Keine Neumandate nach Bilanzskandal

Zwar ist auch der Gesetzgeber mit den ersten Reformen tätig geworden. Und wie schon mehrfach gesagt: So ist dies meines Erachtens nicht ausreichend. Doch den größeren Schaden hat EY durch den erlittenen Imageschaden, denn wer schlägt der Hauptversammlung jetzt noch EY als neuen Prüfer vor?

Durch die verschärfte Pflichtrotation durch das FISG müssen nun alle betroffenen Unternehmen – und nicht mehr nur Banken sowie Versicherungen – nach zehn Jahren ihren Abschlussprüfer wechseln. Betroffen sind Unternehmen von öffentlichem Interesse, die PIEs.
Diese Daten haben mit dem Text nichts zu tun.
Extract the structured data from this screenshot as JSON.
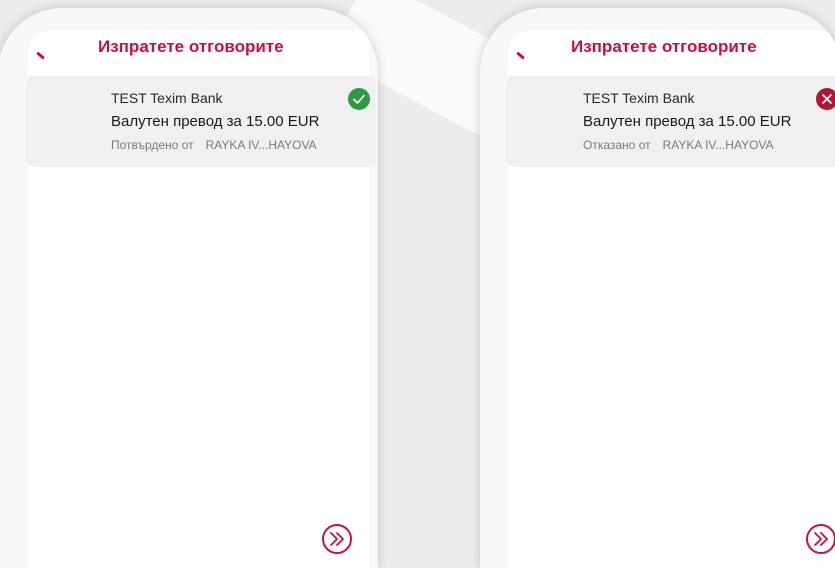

Der Aufsichtsrat trifft die Vorauswahl, kümmert sich als um die Ausschreibung für die Suche nach einem neuen Abschlussprüfer. Und warum sollte sich dieser Ärger mit den Aktionären einhandeln und EY als Prüfer vorschlagen? Nicht vergessen darf man auch, dass beispielsweise Aktionärsschützer der Schutzgemeinschaft der Kapitalanleger EY als Abschlussprüfer aufgrund der fehlenden Aufarbeitung grundsätzlich ablehnen.

Weniger Prüfungsmandate für EY – diese Folgen waren im Sommer 2020 bereits absehbar. Zwar ist EY nicht die einige Big4-Gesellschaft, die gefälschte Bilanzen testiert hat, doch zum einen ist der Schaden bei Wirecard besonders hoch und der Zahlungsdienstleister war eben auch ein DAX-Konzern. Und wie so viele war EY auch ein Opfer der Betrüger – so wurde dies zumindest dargestellt. Doch warum dies vor dem Hintergrund aktueller Ereignisse offenbar auch bei EY anders gesehen wird, dazu in einem weiteren Blogbeitrag mehr.

Insoweit bleibt die spannende Frage, wie es mit EY weitergehen wird. Vor mehr als 20 Jahren ist Arthur Anderson mit dem Zusammenbruch Enrons auch untergegangen. Ob Schicksal oder nicht, aber einige Scherben wurden von EY übernommen.

Was den Fall dennoch besonders macht

Die Aufspaltung von EY ist allerdings ein Fakt, der die Branche sicherlich nachhaltig verändern wird, denn in der Vergangenheit war die Beratung für die Gesellschaften attraktiver als die Prüfung. Höhere Margen und kein Problem mit der Haftung bei der Beratung – daher keinesfalls überraschend.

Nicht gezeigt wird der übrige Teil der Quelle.